I witness this in a focus on short-term and short-sighted problem solving, in a reluctance to invest in potential for the long-term, in our need for “specialists” who can fill an immediate skill requirement with no regard to satisfying our human craving for growth.  Technology could allow us more time to spend on one another as humans, but instead it has fed a desire for even we humans to produce better and faster.  Are we set to dehumanize our selves?  Turn ourselves into the robots we seek to create from technology?  Is that it?  In order to create robots in our own image, must we first reduce ourselves to becoming the robots we seek to create?

Take… time… and give someone a hug.  It is so much more than a handshake.

~ Jacqueline

I recently finished reading Marcus Buckingham’s latest success, Find Your Strongest Life.  Ever since I was introduced to his perspective on Strengths when he was with the team at Gallup, I have been absolutely sold on the concept.  Check it out.

That being said, I waited until I’d finished the book because an alternative perspective occured to me early on based on research points he shared in deriving his own material.  I wanted to see whether he happened upon it at some point in the book, which he did not, so here I am.

The research points Marcus reported that had an impact on my thought process were as follows:

  • As a result of having better education, better jobs, and better pay, women today are [not] happier and more fulfilled than [we] were forty years ago.  In fact, surveys of more than 1.3 million men and women reveal that women today are less happy relative to where [we] were forty years ago, and relative to men.
  • Most men (and women for that matter) [actually do not] think that men should be the primary breadwinner and women…the primary caretake of home and family.  In fact, opinion of which roles are most appropriate for men and women to play is not now determined by…sex.
  • Women would [not] prefer to work for other women.  Almost twice as many women want to work for men rather than women; 40 percent compared to 26 percent, with the remainder saying they wouldn’t care one way or the other.

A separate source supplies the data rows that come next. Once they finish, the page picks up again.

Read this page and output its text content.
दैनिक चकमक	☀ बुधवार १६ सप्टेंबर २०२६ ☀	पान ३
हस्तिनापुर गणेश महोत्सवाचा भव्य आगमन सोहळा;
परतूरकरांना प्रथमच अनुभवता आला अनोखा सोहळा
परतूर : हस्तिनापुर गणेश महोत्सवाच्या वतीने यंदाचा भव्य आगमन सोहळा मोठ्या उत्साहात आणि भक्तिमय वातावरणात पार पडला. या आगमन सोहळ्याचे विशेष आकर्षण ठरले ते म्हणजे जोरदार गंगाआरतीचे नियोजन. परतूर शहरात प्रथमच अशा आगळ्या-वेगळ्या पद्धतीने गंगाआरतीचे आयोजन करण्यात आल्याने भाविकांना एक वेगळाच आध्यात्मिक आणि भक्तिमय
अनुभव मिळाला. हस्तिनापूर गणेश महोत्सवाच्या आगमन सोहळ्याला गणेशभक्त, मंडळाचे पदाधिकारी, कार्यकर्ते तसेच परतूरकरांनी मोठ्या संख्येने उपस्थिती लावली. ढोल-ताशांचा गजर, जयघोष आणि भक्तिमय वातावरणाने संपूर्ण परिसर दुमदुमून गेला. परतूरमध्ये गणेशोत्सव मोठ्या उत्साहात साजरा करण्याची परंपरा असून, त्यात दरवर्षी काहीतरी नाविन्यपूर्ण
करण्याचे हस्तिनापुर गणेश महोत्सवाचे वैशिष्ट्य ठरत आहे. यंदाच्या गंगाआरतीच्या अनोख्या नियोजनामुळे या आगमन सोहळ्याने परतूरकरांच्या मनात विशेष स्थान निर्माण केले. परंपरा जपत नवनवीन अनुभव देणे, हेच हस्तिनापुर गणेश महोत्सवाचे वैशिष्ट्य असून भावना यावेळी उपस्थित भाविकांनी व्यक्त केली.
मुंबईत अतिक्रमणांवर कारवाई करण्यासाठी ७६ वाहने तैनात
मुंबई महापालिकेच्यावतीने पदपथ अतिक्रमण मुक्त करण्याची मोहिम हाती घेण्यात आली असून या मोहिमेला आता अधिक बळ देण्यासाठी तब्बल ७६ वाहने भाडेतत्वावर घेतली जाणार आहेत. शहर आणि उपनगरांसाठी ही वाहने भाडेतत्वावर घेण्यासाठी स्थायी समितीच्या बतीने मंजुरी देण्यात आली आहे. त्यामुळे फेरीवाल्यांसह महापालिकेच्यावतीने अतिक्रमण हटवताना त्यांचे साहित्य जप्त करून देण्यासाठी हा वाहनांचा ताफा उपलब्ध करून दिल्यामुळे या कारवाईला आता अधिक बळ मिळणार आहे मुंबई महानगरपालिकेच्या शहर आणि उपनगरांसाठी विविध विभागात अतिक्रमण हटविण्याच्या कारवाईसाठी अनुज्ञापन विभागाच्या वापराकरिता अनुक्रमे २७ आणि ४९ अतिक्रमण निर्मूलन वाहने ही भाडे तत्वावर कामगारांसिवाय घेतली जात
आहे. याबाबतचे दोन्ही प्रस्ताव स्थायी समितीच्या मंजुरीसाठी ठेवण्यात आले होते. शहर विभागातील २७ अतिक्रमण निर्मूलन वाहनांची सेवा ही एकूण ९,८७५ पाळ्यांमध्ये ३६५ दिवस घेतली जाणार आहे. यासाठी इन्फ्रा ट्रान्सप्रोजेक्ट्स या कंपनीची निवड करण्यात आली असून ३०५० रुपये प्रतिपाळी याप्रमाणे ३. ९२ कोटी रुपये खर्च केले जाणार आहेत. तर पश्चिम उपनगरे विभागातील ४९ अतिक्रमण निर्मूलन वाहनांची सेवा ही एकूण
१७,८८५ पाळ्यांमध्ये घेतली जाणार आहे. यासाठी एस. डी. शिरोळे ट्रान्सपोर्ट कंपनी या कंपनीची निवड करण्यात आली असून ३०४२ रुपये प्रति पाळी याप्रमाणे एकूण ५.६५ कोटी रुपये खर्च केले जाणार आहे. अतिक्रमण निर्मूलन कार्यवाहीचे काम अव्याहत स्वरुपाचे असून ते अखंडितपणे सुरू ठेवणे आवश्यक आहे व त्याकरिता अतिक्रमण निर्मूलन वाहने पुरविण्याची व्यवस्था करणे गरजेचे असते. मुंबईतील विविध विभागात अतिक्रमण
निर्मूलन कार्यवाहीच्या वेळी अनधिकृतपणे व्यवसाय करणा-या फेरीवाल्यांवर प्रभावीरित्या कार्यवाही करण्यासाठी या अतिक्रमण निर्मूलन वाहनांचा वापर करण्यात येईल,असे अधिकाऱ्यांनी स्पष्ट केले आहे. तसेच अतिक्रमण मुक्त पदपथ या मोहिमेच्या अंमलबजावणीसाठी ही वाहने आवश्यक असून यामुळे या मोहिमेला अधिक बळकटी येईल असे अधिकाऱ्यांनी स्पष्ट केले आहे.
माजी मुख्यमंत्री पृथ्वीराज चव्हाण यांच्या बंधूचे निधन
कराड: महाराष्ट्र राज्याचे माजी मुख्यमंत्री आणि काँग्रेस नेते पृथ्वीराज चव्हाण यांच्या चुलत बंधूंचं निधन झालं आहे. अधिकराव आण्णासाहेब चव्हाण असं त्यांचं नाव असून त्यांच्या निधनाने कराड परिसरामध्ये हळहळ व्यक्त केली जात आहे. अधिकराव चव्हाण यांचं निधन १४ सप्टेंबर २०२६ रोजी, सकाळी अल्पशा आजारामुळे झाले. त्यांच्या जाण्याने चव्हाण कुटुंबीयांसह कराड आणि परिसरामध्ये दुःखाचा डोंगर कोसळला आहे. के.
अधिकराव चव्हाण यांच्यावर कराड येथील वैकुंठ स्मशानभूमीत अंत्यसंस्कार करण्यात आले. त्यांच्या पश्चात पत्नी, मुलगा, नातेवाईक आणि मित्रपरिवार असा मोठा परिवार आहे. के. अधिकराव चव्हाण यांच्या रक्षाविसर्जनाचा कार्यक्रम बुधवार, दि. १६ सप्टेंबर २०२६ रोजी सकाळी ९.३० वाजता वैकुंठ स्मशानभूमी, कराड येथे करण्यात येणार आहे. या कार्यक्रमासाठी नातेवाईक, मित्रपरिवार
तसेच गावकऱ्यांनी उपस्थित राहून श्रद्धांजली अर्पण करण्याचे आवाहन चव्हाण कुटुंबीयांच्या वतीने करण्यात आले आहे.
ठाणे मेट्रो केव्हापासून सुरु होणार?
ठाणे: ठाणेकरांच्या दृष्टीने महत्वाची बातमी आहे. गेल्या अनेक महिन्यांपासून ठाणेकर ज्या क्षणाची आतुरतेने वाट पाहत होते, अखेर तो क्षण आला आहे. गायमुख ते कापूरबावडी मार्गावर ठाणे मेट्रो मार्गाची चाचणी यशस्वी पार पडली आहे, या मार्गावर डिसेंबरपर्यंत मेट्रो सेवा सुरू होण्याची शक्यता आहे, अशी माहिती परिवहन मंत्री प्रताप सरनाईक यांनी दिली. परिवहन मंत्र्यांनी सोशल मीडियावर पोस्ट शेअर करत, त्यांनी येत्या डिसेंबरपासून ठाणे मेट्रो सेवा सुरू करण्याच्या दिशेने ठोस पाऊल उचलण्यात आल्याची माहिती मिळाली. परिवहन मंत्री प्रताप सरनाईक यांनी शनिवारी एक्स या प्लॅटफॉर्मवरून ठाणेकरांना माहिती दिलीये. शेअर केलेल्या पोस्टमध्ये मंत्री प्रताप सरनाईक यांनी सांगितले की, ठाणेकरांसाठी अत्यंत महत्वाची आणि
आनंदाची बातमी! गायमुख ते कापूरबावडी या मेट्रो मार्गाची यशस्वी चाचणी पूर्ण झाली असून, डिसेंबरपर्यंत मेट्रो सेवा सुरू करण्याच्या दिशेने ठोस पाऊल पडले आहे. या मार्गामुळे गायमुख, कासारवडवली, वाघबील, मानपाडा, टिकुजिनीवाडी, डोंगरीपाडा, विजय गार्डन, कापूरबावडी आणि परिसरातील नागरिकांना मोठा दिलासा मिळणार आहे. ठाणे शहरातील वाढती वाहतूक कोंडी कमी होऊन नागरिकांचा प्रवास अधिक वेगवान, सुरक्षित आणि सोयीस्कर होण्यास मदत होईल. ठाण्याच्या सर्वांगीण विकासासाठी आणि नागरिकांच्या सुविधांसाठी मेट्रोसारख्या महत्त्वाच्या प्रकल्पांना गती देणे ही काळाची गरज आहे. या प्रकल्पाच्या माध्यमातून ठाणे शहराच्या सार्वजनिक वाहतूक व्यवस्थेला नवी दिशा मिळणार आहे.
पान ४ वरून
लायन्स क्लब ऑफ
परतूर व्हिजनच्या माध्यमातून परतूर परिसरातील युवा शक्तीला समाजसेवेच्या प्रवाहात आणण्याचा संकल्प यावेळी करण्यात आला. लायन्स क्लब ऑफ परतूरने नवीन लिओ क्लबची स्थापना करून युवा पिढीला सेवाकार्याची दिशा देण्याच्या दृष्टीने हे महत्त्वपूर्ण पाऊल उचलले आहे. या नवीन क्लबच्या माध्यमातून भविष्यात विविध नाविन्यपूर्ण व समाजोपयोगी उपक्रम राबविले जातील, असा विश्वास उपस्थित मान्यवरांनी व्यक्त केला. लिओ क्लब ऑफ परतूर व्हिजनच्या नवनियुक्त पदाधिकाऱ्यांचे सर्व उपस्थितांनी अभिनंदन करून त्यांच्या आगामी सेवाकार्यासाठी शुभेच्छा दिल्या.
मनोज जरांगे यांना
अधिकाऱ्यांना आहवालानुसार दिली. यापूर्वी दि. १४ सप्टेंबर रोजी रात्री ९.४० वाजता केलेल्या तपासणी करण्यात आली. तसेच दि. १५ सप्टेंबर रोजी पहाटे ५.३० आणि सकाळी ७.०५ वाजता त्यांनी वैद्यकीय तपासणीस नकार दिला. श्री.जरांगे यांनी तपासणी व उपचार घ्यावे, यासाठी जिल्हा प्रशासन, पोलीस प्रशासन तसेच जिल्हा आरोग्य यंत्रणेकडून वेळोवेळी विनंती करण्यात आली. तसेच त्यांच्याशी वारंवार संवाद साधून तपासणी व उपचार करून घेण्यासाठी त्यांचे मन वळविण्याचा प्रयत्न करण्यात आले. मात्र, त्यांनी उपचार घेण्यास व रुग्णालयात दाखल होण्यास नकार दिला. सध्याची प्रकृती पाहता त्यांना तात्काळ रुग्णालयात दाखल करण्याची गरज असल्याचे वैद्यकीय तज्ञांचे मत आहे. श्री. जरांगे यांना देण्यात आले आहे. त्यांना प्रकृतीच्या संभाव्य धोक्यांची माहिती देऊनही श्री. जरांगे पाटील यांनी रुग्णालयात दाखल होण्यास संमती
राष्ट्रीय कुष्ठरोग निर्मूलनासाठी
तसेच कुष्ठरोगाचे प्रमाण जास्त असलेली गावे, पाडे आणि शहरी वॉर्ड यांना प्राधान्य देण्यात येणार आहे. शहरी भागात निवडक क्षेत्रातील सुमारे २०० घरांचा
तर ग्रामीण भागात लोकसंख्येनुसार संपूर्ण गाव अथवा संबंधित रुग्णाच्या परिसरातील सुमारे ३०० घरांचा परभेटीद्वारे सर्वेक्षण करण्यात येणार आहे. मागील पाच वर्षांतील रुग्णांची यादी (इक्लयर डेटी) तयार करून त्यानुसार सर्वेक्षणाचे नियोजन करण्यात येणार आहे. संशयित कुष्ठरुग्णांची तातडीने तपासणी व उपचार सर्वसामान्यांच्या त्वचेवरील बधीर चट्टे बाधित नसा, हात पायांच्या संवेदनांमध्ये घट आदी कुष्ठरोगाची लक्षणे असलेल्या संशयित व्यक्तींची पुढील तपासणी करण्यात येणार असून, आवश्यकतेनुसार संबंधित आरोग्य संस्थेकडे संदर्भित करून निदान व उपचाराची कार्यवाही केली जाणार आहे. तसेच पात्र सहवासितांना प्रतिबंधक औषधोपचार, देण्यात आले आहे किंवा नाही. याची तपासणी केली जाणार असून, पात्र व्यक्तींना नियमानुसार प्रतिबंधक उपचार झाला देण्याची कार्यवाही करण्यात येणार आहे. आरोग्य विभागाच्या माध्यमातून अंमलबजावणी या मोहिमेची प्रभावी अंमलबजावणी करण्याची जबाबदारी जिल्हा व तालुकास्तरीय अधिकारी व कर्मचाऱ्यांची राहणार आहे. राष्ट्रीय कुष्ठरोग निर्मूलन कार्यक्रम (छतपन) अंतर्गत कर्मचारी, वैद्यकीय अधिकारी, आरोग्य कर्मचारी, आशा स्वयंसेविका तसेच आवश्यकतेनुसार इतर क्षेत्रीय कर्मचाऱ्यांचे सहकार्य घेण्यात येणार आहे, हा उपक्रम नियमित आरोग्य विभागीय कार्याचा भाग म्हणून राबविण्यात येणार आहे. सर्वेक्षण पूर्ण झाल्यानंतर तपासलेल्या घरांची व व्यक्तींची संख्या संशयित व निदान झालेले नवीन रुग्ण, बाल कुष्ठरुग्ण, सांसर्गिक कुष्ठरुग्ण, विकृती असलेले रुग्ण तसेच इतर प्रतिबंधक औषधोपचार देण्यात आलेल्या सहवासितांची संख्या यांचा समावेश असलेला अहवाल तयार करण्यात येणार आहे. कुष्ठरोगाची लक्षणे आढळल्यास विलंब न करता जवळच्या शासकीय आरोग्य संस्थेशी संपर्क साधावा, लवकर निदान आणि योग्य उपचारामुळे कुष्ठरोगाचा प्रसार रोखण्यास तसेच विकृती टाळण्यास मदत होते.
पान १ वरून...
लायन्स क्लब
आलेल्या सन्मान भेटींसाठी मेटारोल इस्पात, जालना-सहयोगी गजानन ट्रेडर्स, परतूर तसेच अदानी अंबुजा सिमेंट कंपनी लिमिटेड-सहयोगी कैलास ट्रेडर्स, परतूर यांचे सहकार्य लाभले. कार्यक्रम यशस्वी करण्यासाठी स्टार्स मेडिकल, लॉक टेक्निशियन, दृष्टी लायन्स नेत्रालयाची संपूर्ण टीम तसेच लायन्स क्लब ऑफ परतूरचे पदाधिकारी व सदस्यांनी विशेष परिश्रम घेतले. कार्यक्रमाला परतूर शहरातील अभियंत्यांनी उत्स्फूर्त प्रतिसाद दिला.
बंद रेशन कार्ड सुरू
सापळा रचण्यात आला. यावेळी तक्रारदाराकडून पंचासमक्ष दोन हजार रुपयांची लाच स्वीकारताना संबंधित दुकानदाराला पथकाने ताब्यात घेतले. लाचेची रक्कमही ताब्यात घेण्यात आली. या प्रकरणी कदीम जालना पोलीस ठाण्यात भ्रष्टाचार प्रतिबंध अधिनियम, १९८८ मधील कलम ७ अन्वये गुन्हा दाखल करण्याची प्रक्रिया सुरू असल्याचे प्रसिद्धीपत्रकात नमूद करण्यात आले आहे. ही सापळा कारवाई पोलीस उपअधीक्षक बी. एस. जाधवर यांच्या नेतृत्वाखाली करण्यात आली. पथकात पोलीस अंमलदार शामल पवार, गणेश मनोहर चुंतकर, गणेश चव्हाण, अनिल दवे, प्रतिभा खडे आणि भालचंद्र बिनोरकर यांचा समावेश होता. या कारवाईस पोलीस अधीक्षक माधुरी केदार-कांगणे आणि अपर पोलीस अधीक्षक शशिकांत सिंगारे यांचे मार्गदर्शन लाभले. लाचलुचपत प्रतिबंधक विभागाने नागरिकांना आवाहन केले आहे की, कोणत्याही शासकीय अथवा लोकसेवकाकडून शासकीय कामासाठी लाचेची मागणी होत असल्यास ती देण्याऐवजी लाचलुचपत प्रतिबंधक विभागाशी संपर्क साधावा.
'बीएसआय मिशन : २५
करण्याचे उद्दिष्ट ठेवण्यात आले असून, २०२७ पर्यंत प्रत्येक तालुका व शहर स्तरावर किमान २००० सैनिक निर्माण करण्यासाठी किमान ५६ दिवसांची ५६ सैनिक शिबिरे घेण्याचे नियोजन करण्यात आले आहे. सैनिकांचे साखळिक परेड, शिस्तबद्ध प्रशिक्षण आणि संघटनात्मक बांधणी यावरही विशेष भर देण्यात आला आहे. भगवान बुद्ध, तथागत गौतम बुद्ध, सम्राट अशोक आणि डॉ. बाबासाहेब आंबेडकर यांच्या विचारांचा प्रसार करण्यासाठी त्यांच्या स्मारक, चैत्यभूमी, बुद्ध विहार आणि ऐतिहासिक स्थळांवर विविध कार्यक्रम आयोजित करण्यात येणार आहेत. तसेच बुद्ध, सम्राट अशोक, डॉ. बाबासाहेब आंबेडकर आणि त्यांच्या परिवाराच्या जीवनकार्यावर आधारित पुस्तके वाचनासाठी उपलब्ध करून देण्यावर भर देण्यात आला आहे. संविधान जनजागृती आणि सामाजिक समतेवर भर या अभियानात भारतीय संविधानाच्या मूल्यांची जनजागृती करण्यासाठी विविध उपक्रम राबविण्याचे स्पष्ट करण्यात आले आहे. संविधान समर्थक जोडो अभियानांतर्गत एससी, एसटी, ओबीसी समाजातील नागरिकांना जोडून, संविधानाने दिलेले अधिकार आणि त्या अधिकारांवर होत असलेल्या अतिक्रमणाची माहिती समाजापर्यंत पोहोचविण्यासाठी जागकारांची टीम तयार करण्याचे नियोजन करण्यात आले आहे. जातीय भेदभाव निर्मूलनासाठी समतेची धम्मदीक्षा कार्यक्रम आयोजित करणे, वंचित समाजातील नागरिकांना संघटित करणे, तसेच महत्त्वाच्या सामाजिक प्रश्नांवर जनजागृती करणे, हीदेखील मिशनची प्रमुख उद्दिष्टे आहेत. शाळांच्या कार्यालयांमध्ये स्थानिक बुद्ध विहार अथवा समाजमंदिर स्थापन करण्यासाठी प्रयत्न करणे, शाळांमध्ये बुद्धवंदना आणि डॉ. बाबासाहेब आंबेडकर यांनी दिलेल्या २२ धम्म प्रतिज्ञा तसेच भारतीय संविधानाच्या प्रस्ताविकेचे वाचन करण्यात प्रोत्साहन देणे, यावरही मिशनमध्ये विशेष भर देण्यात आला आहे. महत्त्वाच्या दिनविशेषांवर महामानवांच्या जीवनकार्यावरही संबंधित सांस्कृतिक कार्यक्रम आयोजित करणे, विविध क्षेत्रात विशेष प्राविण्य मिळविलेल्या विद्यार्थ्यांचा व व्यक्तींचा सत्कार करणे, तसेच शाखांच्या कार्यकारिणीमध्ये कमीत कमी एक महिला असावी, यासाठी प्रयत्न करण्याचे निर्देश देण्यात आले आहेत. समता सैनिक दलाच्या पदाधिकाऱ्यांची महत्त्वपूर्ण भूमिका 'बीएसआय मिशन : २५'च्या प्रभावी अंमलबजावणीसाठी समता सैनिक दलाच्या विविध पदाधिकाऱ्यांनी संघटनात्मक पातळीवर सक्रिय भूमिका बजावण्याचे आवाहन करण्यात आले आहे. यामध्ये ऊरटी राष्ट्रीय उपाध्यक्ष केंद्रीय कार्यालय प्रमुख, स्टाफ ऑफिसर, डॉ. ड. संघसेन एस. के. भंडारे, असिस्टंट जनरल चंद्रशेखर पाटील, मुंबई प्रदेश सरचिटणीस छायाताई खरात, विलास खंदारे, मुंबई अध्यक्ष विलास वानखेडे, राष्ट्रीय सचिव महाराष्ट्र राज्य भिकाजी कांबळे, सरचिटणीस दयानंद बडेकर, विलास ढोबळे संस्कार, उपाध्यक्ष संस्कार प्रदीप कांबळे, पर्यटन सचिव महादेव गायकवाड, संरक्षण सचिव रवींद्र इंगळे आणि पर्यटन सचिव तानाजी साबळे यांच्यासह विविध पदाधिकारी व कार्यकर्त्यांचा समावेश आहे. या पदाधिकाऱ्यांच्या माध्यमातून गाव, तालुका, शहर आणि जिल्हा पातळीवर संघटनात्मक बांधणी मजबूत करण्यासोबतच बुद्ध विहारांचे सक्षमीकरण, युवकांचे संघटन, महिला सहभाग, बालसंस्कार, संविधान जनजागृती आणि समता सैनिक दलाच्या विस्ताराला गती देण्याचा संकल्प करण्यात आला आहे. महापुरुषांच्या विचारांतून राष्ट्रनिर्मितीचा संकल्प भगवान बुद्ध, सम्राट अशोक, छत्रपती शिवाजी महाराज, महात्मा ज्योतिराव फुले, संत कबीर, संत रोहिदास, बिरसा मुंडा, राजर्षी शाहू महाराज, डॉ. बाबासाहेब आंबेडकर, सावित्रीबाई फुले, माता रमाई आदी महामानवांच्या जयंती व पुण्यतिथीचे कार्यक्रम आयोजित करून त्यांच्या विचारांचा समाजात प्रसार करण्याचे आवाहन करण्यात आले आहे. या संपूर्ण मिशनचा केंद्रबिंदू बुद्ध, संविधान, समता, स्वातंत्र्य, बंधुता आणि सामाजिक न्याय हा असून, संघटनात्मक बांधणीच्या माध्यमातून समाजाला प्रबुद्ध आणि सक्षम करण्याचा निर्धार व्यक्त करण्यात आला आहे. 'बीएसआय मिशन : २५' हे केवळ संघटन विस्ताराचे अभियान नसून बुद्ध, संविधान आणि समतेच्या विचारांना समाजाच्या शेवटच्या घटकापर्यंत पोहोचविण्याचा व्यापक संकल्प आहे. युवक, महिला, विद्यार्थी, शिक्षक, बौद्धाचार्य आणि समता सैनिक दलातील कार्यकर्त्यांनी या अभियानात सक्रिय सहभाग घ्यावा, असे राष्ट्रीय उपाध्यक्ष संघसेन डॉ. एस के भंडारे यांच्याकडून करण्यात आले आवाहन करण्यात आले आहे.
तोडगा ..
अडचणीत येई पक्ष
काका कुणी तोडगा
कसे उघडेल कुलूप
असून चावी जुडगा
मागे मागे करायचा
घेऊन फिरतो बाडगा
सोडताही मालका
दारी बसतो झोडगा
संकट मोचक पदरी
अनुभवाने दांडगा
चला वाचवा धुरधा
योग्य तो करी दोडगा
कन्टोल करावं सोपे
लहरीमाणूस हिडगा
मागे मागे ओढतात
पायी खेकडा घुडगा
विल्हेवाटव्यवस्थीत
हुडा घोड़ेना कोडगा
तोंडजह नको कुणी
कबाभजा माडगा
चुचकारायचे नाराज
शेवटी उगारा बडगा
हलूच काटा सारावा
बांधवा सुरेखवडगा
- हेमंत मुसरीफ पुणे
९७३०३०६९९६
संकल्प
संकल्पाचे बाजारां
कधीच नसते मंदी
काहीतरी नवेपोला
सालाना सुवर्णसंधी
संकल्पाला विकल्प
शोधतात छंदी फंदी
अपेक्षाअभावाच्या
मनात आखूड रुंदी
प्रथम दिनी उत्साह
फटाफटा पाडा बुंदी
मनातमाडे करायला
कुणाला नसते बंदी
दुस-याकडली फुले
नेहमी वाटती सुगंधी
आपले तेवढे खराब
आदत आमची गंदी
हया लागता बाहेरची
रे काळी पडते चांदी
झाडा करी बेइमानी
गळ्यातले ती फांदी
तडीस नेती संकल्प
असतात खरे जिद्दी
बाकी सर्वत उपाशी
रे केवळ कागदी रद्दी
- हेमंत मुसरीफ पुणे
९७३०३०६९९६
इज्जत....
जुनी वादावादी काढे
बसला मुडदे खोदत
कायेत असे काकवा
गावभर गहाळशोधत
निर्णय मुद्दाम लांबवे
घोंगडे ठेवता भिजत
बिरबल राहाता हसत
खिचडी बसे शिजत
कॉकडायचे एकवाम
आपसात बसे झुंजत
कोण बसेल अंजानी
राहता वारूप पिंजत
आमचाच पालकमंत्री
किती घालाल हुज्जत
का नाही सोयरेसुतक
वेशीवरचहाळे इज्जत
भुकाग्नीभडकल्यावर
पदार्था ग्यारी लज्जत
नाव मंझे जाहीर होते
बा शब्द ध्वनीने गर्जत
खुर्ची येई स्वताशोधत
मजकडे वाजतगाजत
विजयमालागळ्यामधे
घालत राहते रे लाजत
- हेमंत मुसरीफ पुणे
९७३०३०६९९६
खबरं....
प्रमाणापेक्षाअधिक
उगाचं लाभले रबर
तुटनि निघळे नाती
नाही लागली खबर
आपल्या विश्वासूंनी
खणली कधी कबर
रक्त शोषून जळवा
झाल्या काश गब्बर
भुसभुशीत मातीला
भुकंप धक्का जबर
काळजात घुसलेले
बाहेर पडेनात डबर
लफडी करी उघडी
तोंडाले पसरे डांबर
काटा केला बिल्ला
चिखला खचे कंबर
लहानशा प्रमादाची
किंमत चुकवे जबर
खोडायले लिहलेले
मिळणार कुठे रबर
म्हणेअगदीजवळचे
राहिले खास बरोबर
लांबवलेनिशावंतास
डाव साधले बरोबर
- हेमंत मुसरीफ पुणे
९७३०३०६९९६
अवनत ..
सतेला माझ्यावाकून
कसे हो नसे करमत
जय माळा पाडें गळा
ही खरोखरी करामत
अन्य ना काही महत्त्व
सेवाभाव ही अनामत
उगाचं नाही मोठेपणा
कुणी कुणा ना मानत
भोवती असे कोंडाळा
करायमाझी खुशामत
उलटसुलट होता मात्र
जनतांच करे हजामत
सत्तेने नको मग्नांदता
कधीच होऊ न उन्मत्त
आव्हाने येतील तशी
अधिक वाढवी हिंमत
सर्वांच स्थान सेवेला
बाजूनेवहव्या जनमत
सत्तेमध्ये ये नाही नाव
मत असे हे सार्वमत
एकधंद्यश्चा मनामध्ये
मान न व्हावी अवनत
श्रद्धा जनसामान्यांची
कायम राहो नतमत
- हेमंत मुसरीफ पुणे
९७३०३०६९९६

In addition to these, I take into consideration these other observations:

  • In matriarchal societies and in current diversity studies, women are typically seen to tend toward collaboration and an equality of power vs men who tend toward hierarchy and a structured allocation of power.  This is well illustrated where men will typically set up a room for a meeting with a head table vs. women who will typically set up a meeting room “in the round”.
  • Our business practices coming out of the industrial age are highly influenced by what worked for those coming out of the military and starting businesses, which was a considerably great majority of men returning from two major wars occuring within decades of each other.  Quite simply, what resulted is a hierarchical structure to ensure compliance to the goals and tasks at hand.

I do not discount Marcus’ conclusion that women are overwhelmed with choices in life, more to juggle and balance, as this is my experience.  It just also occurs to me how we, as women, with a generally different way of working, in our quest for equality, have been molding ourselves into a primarily male construct, as it were.  Not that this is right or wrong, mind you, it just is what it is.  I submit that our choice to plug in to something less natural for us has left us, generally speaking, much less than satisfied even though our quest for freedom to contribute to society is being addressed.  This likely explains why so many businesses are being started by women in our more current day and age as a way to more freely do as we do.

I like to believe that now that women are in the workforce in force, we are having an affect on the overall construct of the workplace and how we do business in general.  It is my belief that by businesses actively appreciating what women and myriad points of our diverse population bring, will our US of A meet with true success in leading the global economy.